Now, rather than waiting days or weeks to generate predictions about users, companies could leverage Machine Learning and AI within a classification model.
- Time Series Model: To recognise and comprehend patterns across time, brands can utilise this predictive analytics model. The time series model offers businesses insights into seasonality or cyclical behaviour and can be used to anticipate prospective changes in data. It is frequently used to produce illuminating data visualisations. When it's possible that past trends won't have an impact on future results, marketers frequently utilise time series models. For instance, during the global pandemic's uncertainty, when patterns were wildly out of the ordinary, many companies followed this strategy.
- Cluster Model: A cluster model sorts through data to divide users into groups according to certain traits or properties.

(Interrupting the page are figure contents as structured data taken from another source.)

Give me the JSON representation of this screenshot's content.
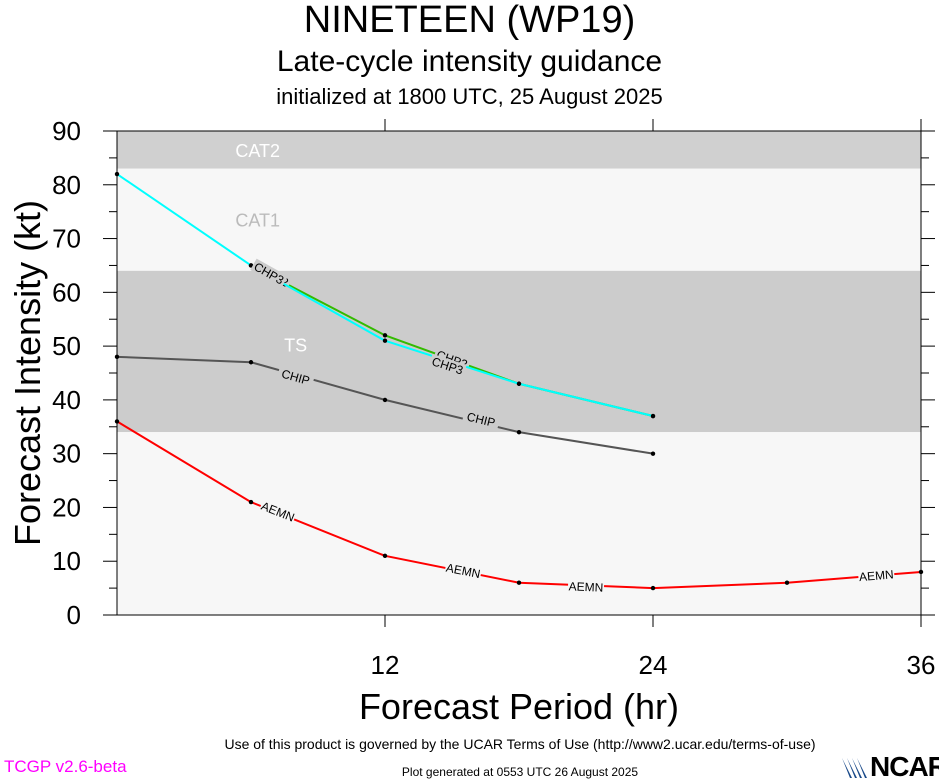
{
  "header": {
    "storm_title": "NINETEEN (WP19)",
    "subtitle": "Late-cycle intensity guidance",
    "init_line": "initialized at 1800 UTC, 25 August 2025"
  },
  "footer": {
    "terms": "Use of this product is governed by the UCAR Terms of Use (http://www2.ucar.edu/terms-of-use)",
    "generated": "Plot generated at 0553 UTC   26 August 2025",
    "version": "TCGP v2.6-beta",
    "logo_text": "NCAR"
  },
  "chart_data": {
    "type": "line",
    "title": "NINETEEN (WP19)",
    "xlabel": "Forecast Period (hr)",
    "ylabel": "Forecast Intensity (kt)",
    "xlim": [
      0,
      36
    ],
    "ylim": [
      0,
      90
    ],
    "x_ticks": [
      12,
      24,
      36
    ],
    "y_ticks": [
      0,
      10,
      20,
      30,
      40,
      50,
      60,
      70,
      80,
      90
    ],
    "grid": false,
    "bands": [
      {
        "label": "CAT2",
        "from": 83,
        "to": 90,
        "color": "#d0d0d0"
      },
      {
        "label": "CAT1",
        "from": 64,
        "to": 83,
        "color": "#f7f7f7"
      },
      {
        "label": "TS",
        "from": 34,
        "to": 64,
        "color": "#cccccc"
      },
      {
        "label": "",
        "from": 0,
        "to": 34,
        "color": "#f7f7f7"
      }
    ],
    "series": [
      {
        "name": "AEMN",
        "color": "#ff0000",
        "points": [
          [
            0,
            36
          ],
          [
            6,
            21
          ],
          [
            12,
            11
          ],
          [
            18,
            6
          ],
          [
            24,
            5
          ],
          [
            30,
            6
          ],
          [
            36,
            8
          ]
        ],
        "label_positions": [
          [
            7.2,
            19.2
          ],
          [
            15.5,
            8.2
          ],
          [
            21,
            5.2
          ],
          [
            34,
            7.3
          ]
        ]
      },
      {
        "name": "CHIP",
        "color": "#555555",
        "points": [
          [
            0,
            48
          ],
          [
            6,
            47
          ],
          [
            12,
            40
          ],
          [
            18,
            34
          ],
          [
            24,
            30
          ]
        ],
        "label_positions": [
          [
            8,
            44.2
          ],
          [
            16.3,
            36.3
          ]
        ]
      },
      {
        "name": "CHP2",
        "color": "#33bb00",
        "points": [
          [
            6,
            65
          ],
          [
            12,
            52
          ],
          [
            18,
            43
          ],
          [
            24,
            37
          ]
        ],
        "label_positions": [
          [
            7,
            63
          ],
          [
            15,
            47.5
          ]
        ]
      },
      {
        "name": "CHP3",
        "color": "#00ffff",
        "points": [
          [
            0,
            82
          ],
          [
            6,
            65
          ],
          [
            12,
            51
          ],
          [
            18,
            43
          ],
          [
            24,
            37
          ]
        ],
        "label_positions": [
          [
            6.8,
            63.5
          ],
          [
            14.8,
            46.3
          ]
        ]
      }
    ]
  },
  "colors": {
    "background": "#ffffff",
    "axis": "#000000",
    "version_text": "#ff00ff",
    "logo_mark": "#1a4a8a"
  }
}
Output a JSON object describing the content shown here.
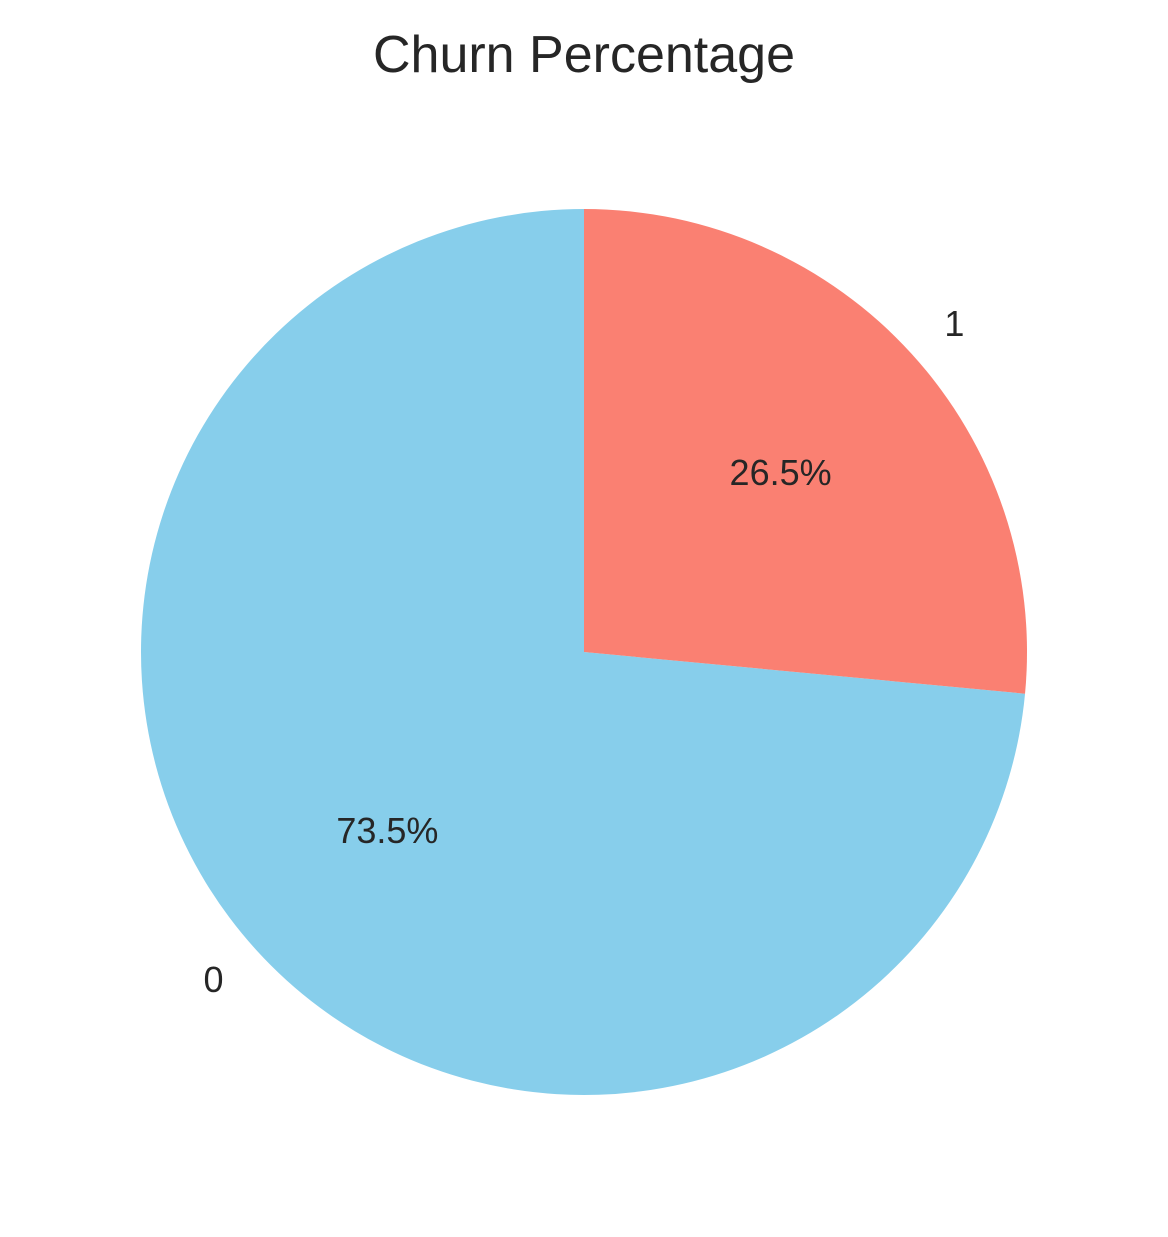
{
  "chart_data": {
    "type": "pie",
    "title": "Churn Percentage",
    "categories": [
      "0",
      "1"
    ],
    "values": [
      73.5,
      26.5
    ],
    "percent_labels": [
      "73.5%",
      "26.5%"
    ],
    "colors": [
      "#87CEEB",
      "#FA8072"
    ],
    "start_angle_deg": 90,
    "direction": "counterclockwise",
    "legend": "none"
  }
}
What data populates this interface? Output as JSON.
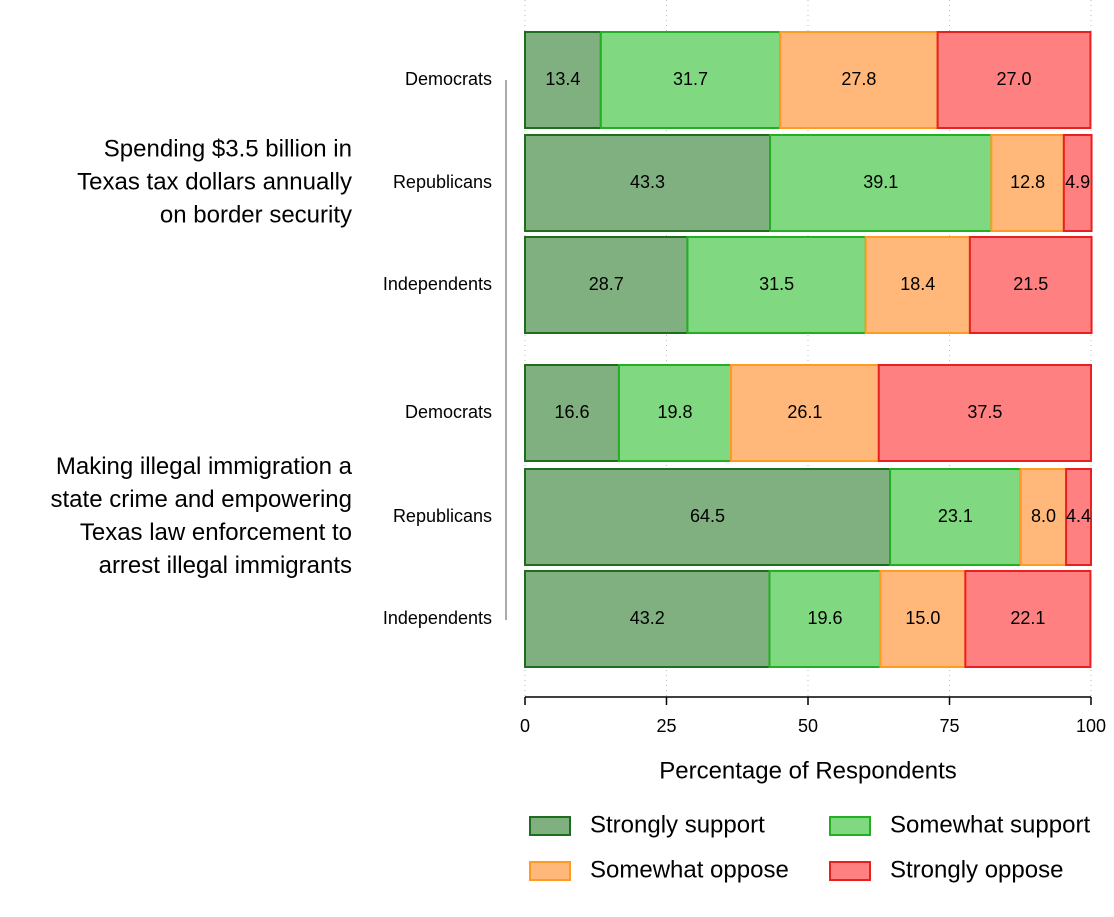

Businesses can, for example, set the cluster model algorithms' parameters to previously made purchases, brand interaction, or any other user data that has given consent. When organizations are unsure of how to categorise a large number of new incoming users, cluster models are very helpful because they employ predictive analytics to group data with comparable points.
- Forecast Model: A forecast model, which is an extension of the categorization model, is used to calculate the numerical value of fresh data based on old data. One of the most used predictive analytical models is the forecast model because, unlike the categorization model, it can manage numerous factors simultaneously. Even when there are no numerical values in the historical data, this model type can nonetheless produce them.
Jumping into the bandwagon of Predictive Analytics is essential now, as it is now used by over 80% of major firms. Factors like user base, user engagement, LTV, and eventually the total ROI of a business can all rise by making more accurate projections for the campaigns that an organization makes. Predictive analytics has received the support of a wide range of businesses, according to a 2017 report published by Zion Market Research. By 2022, the global market is anticipated to have grown at a compound annual growth rate (CAGR) of over 21%, reaching $10.95 billion [4]. Building a foundation in analytical abilities can benefit the organisation in the short and long term, whether it's to guide financial decisions, create marketing strategies, or change the course of action.